Ca y est, la fin de la semaine est arrivée! Pour bien démarrer cette dernière journée, Blick, avec l'aide de l'ATS, vous a préparé un condensé des actualités suisses à ne pas manquer en ce vendredi 13 février. C'est parti!
Ruée sur la plus haute tour résidentielle de Genève
La tour Atura, plus haut immeuble résidentiel de Genève, fait l'objet d'un engouement inédit: 5000 candidatures pour 256 appartements ont été reçues, poussant Swiss Life à suspendre temporairement les inscriptions, rapporte la «Tribune de Genève». L’édifice de 26 étages, offrant 48 logements de trois pièces, 152 de quatre, 48 de cinq et 8 de six pièces, se distingue par sa luminosité, ses vues spectaculaires sur le Mont-Blanc et le lac, et des loyers relativement accessibles (de 1692 à 3697 francs) pour Genève. La tour accueillera ses premiers locataires dès le 1er mai, avec un suivi strict de l’occupation.
Un ancien conseiller communal condamné après la fraude électorale à Moutier
Le Ministère public chargé des affaires spéciales a condamné un ancien conseiller communal de Moutier (JU) pour fraude électorale, rapportent les journaux bernois de Tamedia. Il aurait laissé son fils pratiquer du tourisme électoral. Lors du vote de 2017 sur le changement de canton, il présidait le bureau électoral et devait veiller à ce qu’aucune personne non autorisée ne soit inscrite au registre des électeurs. Il aurait pourtant toléré que son fils transfère officiellement ses papiers à Moutier quelques mois avant la votation, sans y avoir de domicile politique. L’ancien élu n’a pas souhaité commenter sa condamnation.
Après Crans-Montana, les formations incendie prises d'assaut
Après le drame de Crans-Montana, les offres d'emploi de «chargé de sécurité incendie» se multiplient en Suisse, constate «Le Temps». Les formations pour cette spécialisation affichent complet plusieurs mois à l'avance et les reconversions augmentent. C'était déjà le cas avant l'incendie du Constellation, mais le drame de Crans-Montana «a mis en lumière le rôle essentiel des préventionnistes», estime l’ECA Vaud dans les colonnes du journal. «Cette dynamique s’est toutefois intensifiée depuis la prise de conscience collective liée à cet événement», admet l'ECA Vaud. Les entreprises renforcent contrôles, formations et plans d’évacuation. Les chargés de sécurité incendie, actifs en entreprise, dans les communes ou les bureaux d’architecture, veillent au respect des normes et à la prévention, dans un contexte marqué par de nouveaux matériaux et risques technologiques.

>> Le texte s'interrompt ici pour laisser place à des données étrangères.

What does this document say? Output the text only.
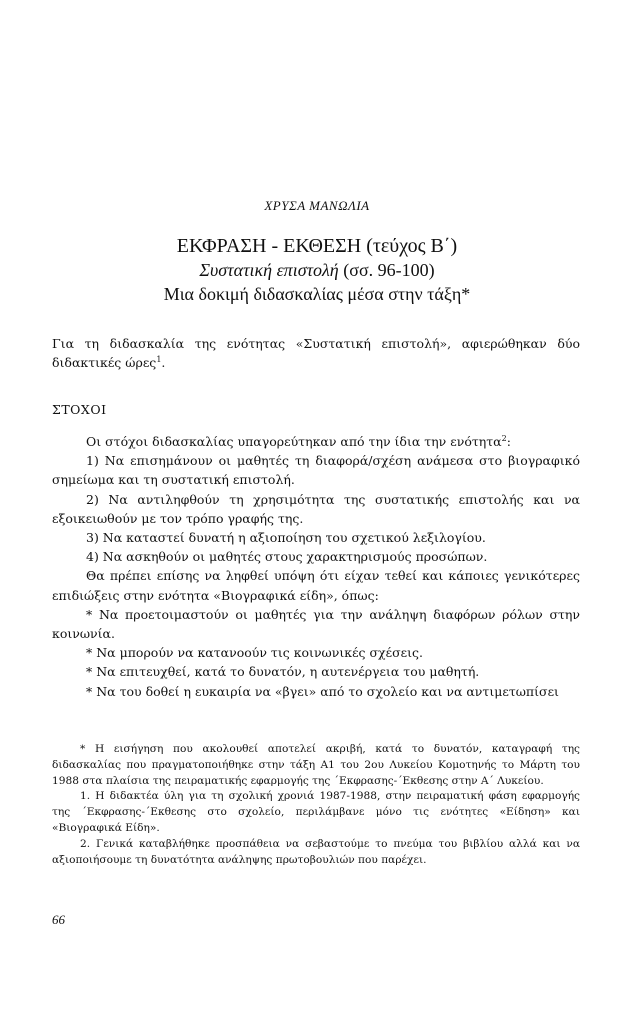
ΧΡΥΣΑ ΜΑΝΩΛΙΑ
ΕΚΦΡΑΣΗ - ΕΚΘΕΣΗ (τεύχος Β΄)
Συστατική επιστολή (σσ. 96-100)
Μια δοκιμή διδασκαλίας μέσα στην τάξη*
Για τη διδασκαλία της ενότητας «Συστατική επιστολή», αφιερώθηκαν δύο διδακτικές ώρες$^1$.
ΣΤΟΧΟΙ

Οι στόχοι διδασκαλίας υπαγορεύτηκαν από την ίδια την ενότητα$^2$:

1) Να επισημάνουν οι μαθητές τη διαφορά/σχέση ανάμεσα στο βιογραφικό σημείωμα και τη συστατική επιστολή.

2) Να αντιληφθούν τη χρησιμότητα της συστατικής επιστολής και να εξοικειωθούν με τον τρόπο γραφής της.

3) Να καταστεί δυνατή η αξιοποίηση του σχετικού λεξιλογίου.

4) Να ασκηθούν οι μαθητές στους χαρακτηρισμούς προσώπων.

Θα πρέπει επίσης να ληφθεί υπόψη ότι είχαν τεθεί και κάποιες γενικότερες επιδιώξεις στην ενότητα «Βιογραφικά είδη», όπως:

* Να προετοιμαστούν οι μαθητές για την ανάληψη διαφόρων ρόλων στην κοινωνία.

* Να μπορούν να κατανοούν τις κοινωνικές σχέσεις.

* Να επιτευχθεί, κατά το δυνατόν, η αυτενέργεια του μαθητή.

* Να του δοθεί η ευκαιρία να «βγει» από το σχολείο και να αντιμετωπίσει

* Η εισήγηση που ακολουθεί αποτελεί ακριβή, κατά το δυνατόν, καταγραφή της διδασκαλίας που πραγματοποιήθηκε στην τάξη Α1 του 2ου Λυκείου Κομοτηνής το Μάρτη του 1988 στα πλαίσια της πειραματικής εφαρμογής της ΄Εκφρασης-΄Εκθεσης στην Α΄ Λυκείου.

1. Η διδακτέα ύλη για τη σχολική χρονιά 1987-1988, στην πειραματική φάση εφαρμογής της ΄Εκφρασης-΄Εκθεσης στο σχολείο, περιλάμβανε μόνο τις ενότητες «Είδηση» και «Βιογραφικά Είδη».

2. Γενικά καταβλήθηκε προσπάθεια να σεβαστούμε το πνεύμα του βιβλίου αλλά και να αξιοποιήσουμε τη δυνατότητα ανάληψης πρωτοβουλιών που παρέχει.

66
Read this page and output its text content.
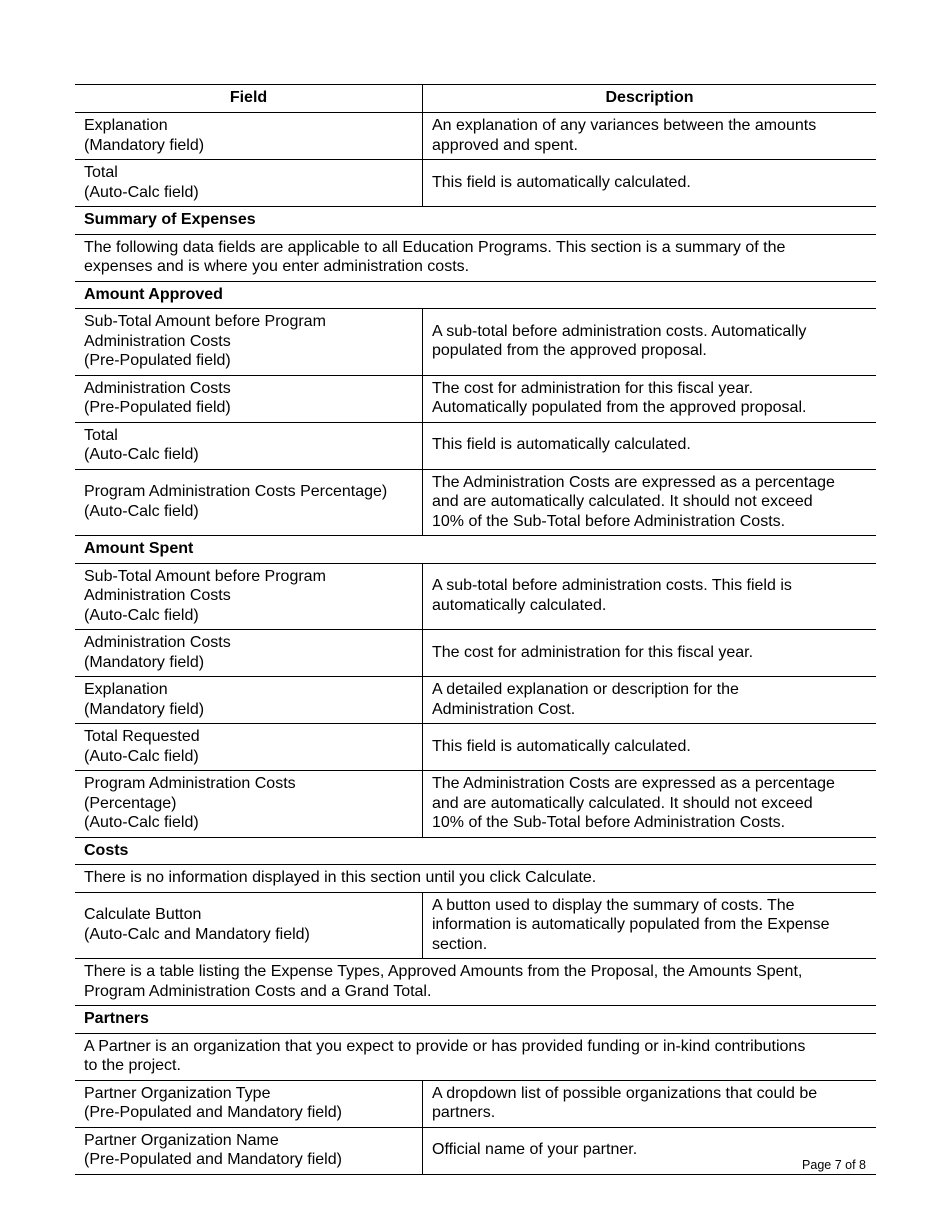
Field	Description

Explanation
(Mandatory field)	An explanation of any variances between the amounts
approved and spent.

Total
(Auto-Calc field)	This field is automatically calculated.

Summary of Expenses	

The following data fields are applicable to all Education Programs. This section is a summary of the
expenses and is where you enter administration costs.	

Amount Approved	

Sub-Total Amount before Program
Administration Costs
(Pre-Populated field)	A sub-total before administration costs. Automatically
populated from the approved proposal.

Administration Costs
(Pre-Populated field)	The cost for administration for this fiscal year.
Automatically populated from the approved proposal.

Total
(Auto-Calc field)	This field is automatically calculated.

Program Administration Costs Percentage)
(Auto-Calc field)	The Administration Costs are expressed as a percentage
and are automatically calculated. It should not exceed
10% of the Sub-Total before Administration Costs.

Amount Spent	

Sub-Total Amount before Program
Administration Costs
(Auto-Calc field)	A sub-total before administration costs. This field is
automatically calculated.

Administration Costs
(Mandatory field)	The cost for administration for this fiscal year.

Explanation
(Mandatory field)	A detailed explanation or description for the
Administration Cost.

Total Requested
(Auto-Calc field)	This field is automatically calculated.

Program Administration Costs
(Percentage)
(Auto-Calc field)	The Administration Costs are expressed as a percentage
and are automatically calculated. It should not exceed
10% of the Sub-Total before Administration Costs.

Costs	

There is no information displayed in this section until you click Calculate.	

Calculate Button
(Auto-Calc and Mandatory field)	A button used to display the summary of costs. The
information is automatically populated from the Expense
section.

There is a table listing the Expense Types, Approved Amounts from the Proposal, the Amounts Spent,
Program Administration Costs and a Grand Total.	

Partners	

A Partner is an organization that you expect to provide or has provided funding or in-kind contributions
to the project.	

Partner Organization Type
(Pre-Populated and Mandatory field)	A dropdown list of possible organizations that could be
partners.

Partner Organization Name
(Pre-Populated and Mandatory field)	Official name of your partner.
Page 7 of 8
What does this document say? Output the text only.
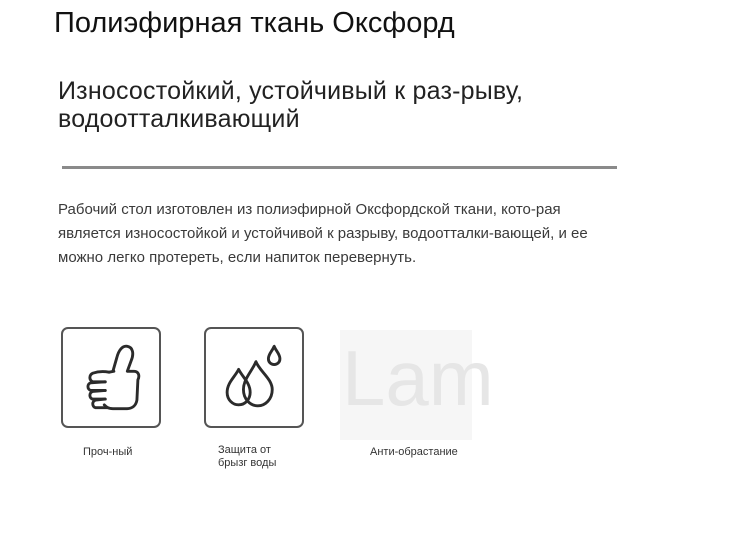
Полиэфирная ткань Оксфорд
Износостойкий, устойчивый к раз-рыву, водоотталкивающий

Рабочий стол изготовлен из полиэфирной Оксфордской ткани, кото-рая является износостойкой и устойчивой к разрыву, водоотталки-вающей, и ее можно легко протереть, если напиток перевернуть.

Lam
Проч-ный	Защита от брызг воды
Анти-обрастание
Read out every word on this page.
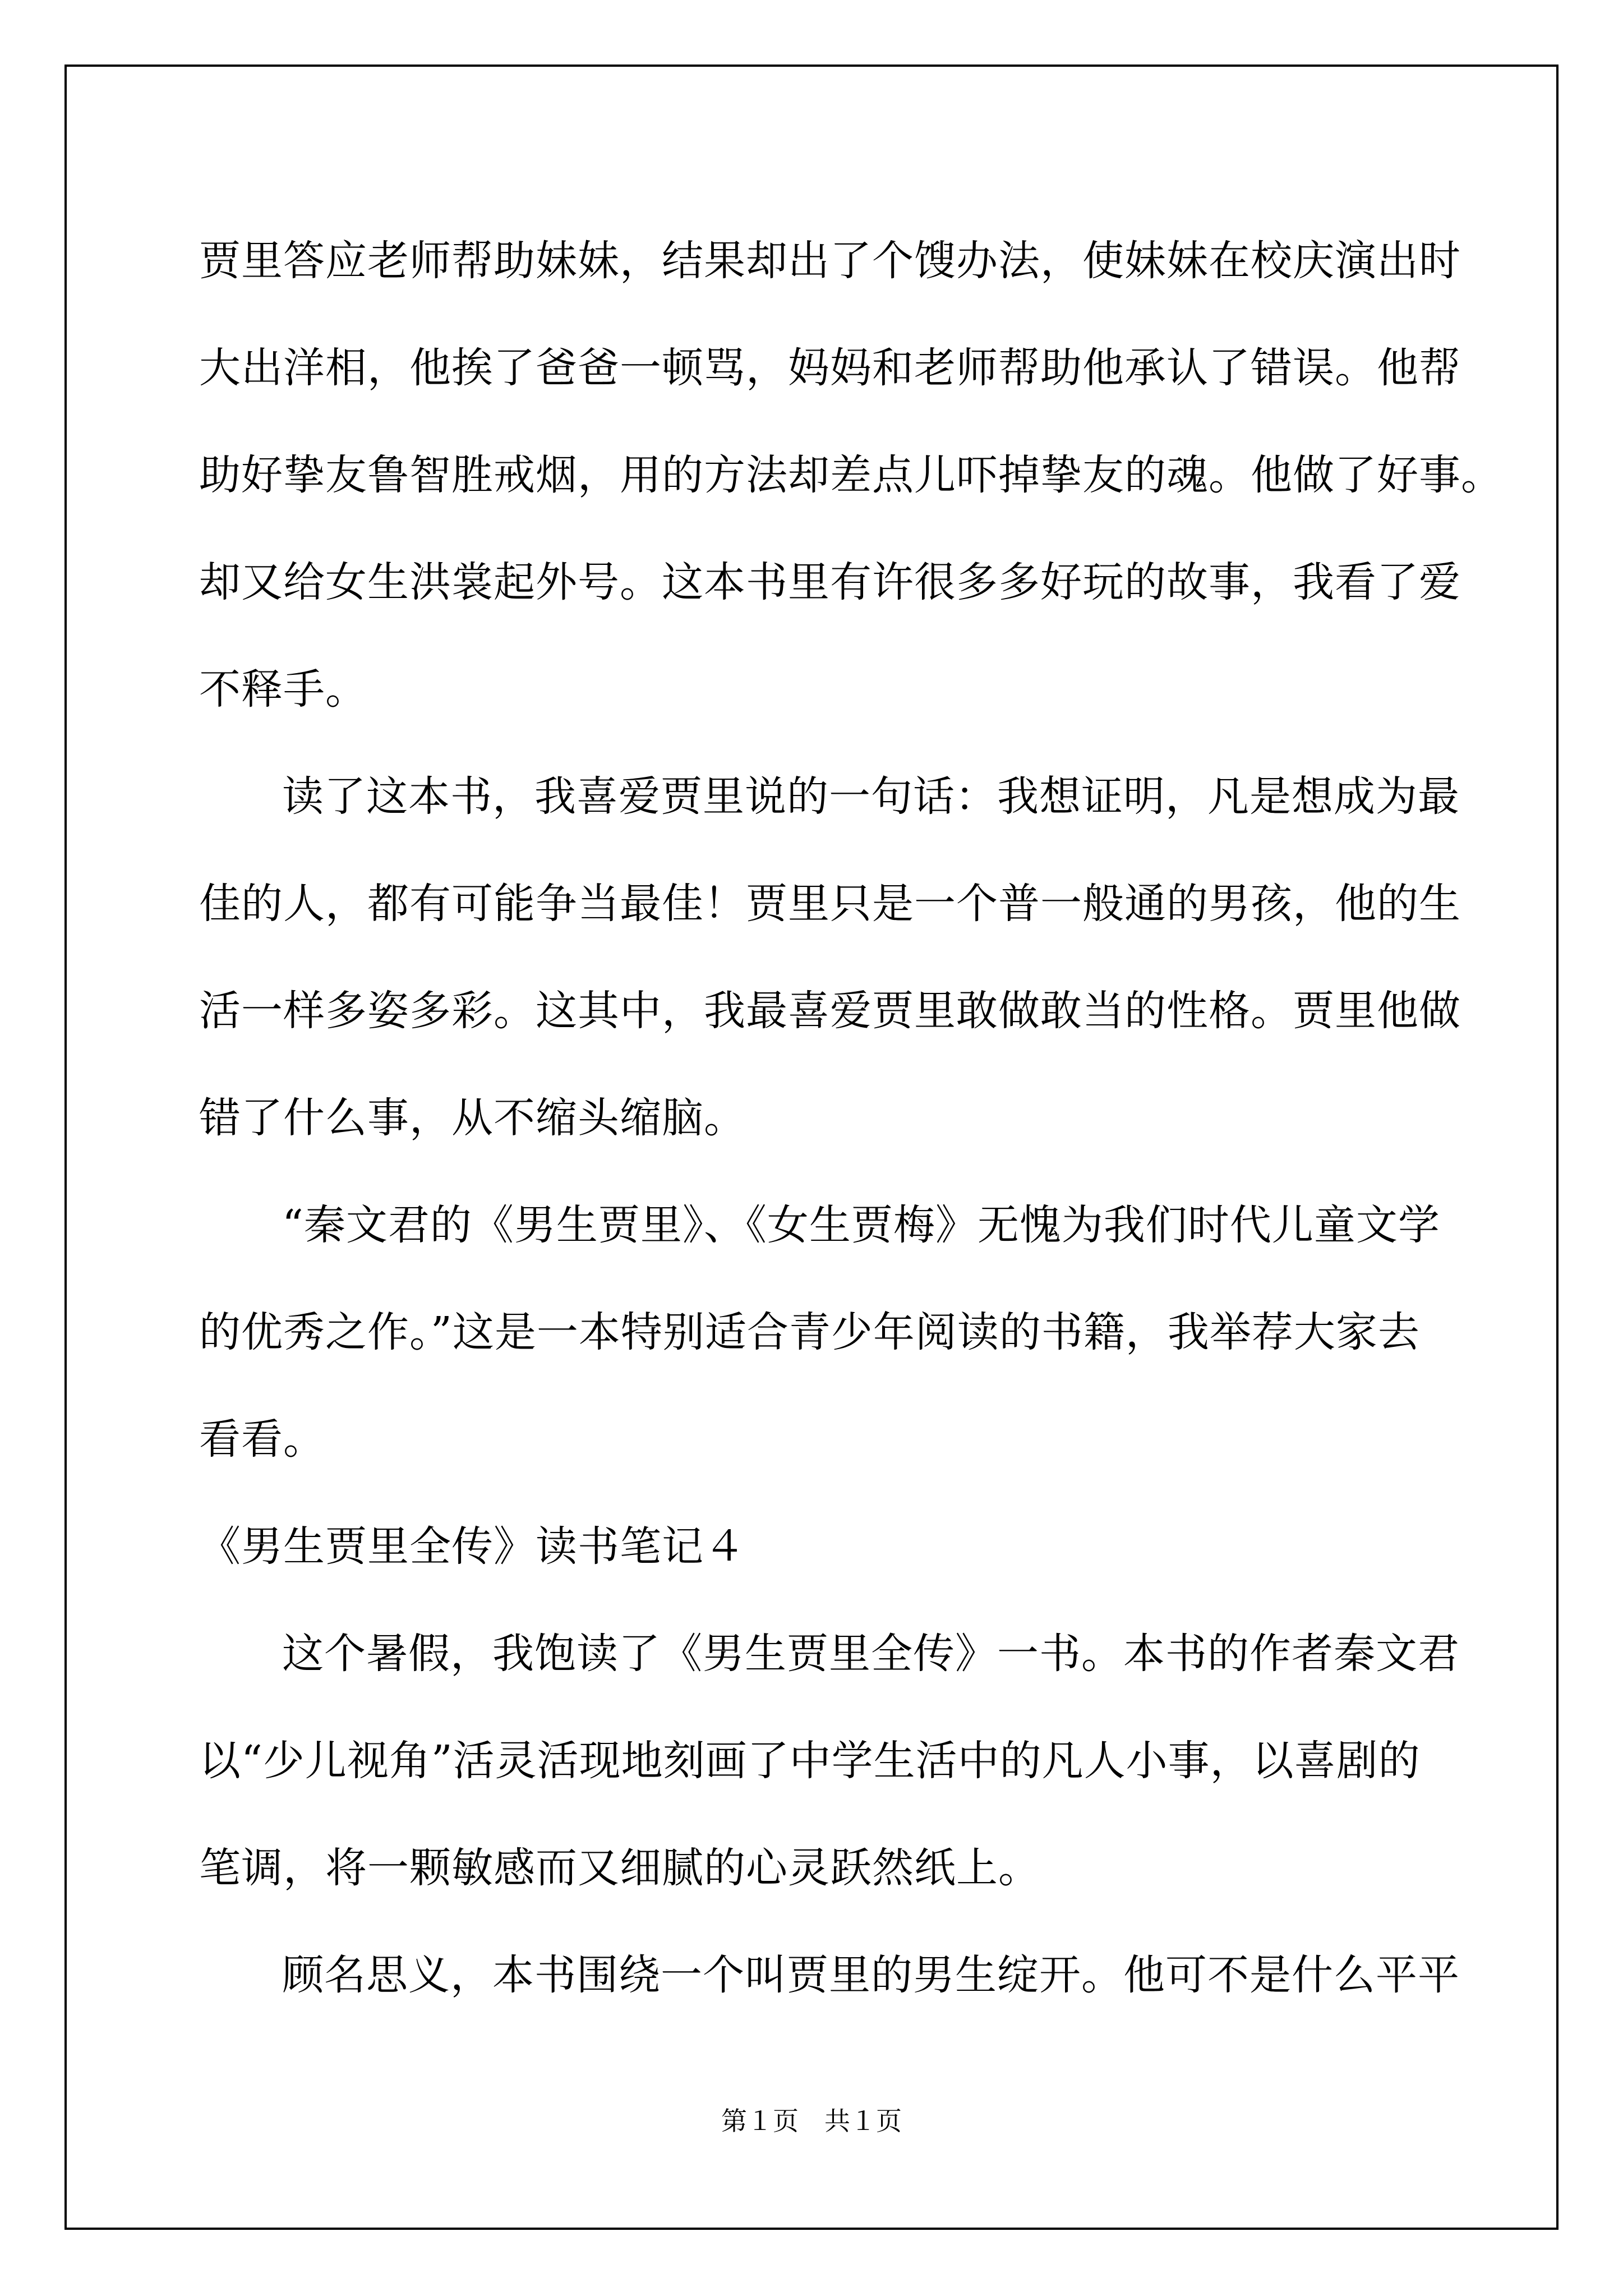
贾里答应老师帮助妹妹，结果却出了个馊办法，使妹妹在校庆演出时
大出洋相，他挨了爸爸一顿骂，妈妈和老师帮助他承认了错误。他帮
助好挚友鲁智胜戒烟，用的方法却差点儿吓掉挚友的魂。他做了好事。
却又给女生洪裳起外号。这本书里有许很多多好玩的故事，我看了爱
不释手。
读了这本书，我喜爱贾里说的一句话：我想证明，凡是想成为最
佳的人，都有可能争当最佳！贾里只是一个普一般通的男孩，他的生
活一样多姿多彩。这其中，我最喜爱贾里敢做敢当的性格。贾里他做
错了什么事，从不缩头缩脑。
“秦文君的《男生贾里》、《女生贾梅》无愧为我们时代儿童文学
的优秀之作。”这是一本特别适合青少年阅读的书籍，我举荐大家去
看看。
《男生贾里全传》读书笔记４
这个暑假，我饱读了《男生贾里全传》一书。本书的作者秦文君
以“少儿视角”活灵活现地刻画了中学生活中的凡人小事，以喜剧的
笔调，将一颗敏感而又细腻的心灵跃然纸上。
顾名思义，本书围绕一个叫贾里的男生绽开。他可不是什么平平
第１页　共１页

La nationalité sera systématiquement mentionnée par la SRF
La Radio Télévision Suisse alémanique SRF mentionnera désormais systématiquement la nationalité des auteurs et des victimes dans ses informations. La SRF a adapté ses directives rédactionnelles en ce sens, indiquent les titres CH Media en se référant à une communication interne adressée aux collaborateurs. La rédaction en chef évoque une «adaptation aux réalités journalistiques». La SRF précise que ce changement n’a aucun lien avec la votation à venir sur l’initiative concernant la redevance. Jusqu’à présent, la mention de la nationalité faisait l’objet d’une pesée d’intérêts, en fonction de sa pertinence pour la compréhension des faits. L'article ne fait mention que de la SRF et ne permet pas déterminer si les canaux romand et tessinois sont concernés par cette nouvelle directive.
Après l'incendie mortel à Viège, le Tribunal cantonal annule le classement
Le Ministère public du canton du Valais n’a pas ordonné d’autopsie après l’incendie survenu à Viège en 2024, qui a fait deux morts. Seuls des examens médico-légaux moins approfondis auraient été réalisés, a indiqué à la «Neue Zürcher Zeitung» l’avocate de la famille de l’une des victimes. «Il y a lieu de supposer que les personnes décédées sont mortes d’une intoxication aux fumées», cite le journal dans l’ordonnance de classement. Cette décision a toutefois été annulée fin janvier par le Tribunal cantonal, après la catastrophe de Crans-Montana (VS), comme l’a d’abord rapporté le «Walliser Bote». En cas de décès non naturel, le Code de procédure pénale ne prévoit une autopsie que «si nécessaire», précise la NZZ.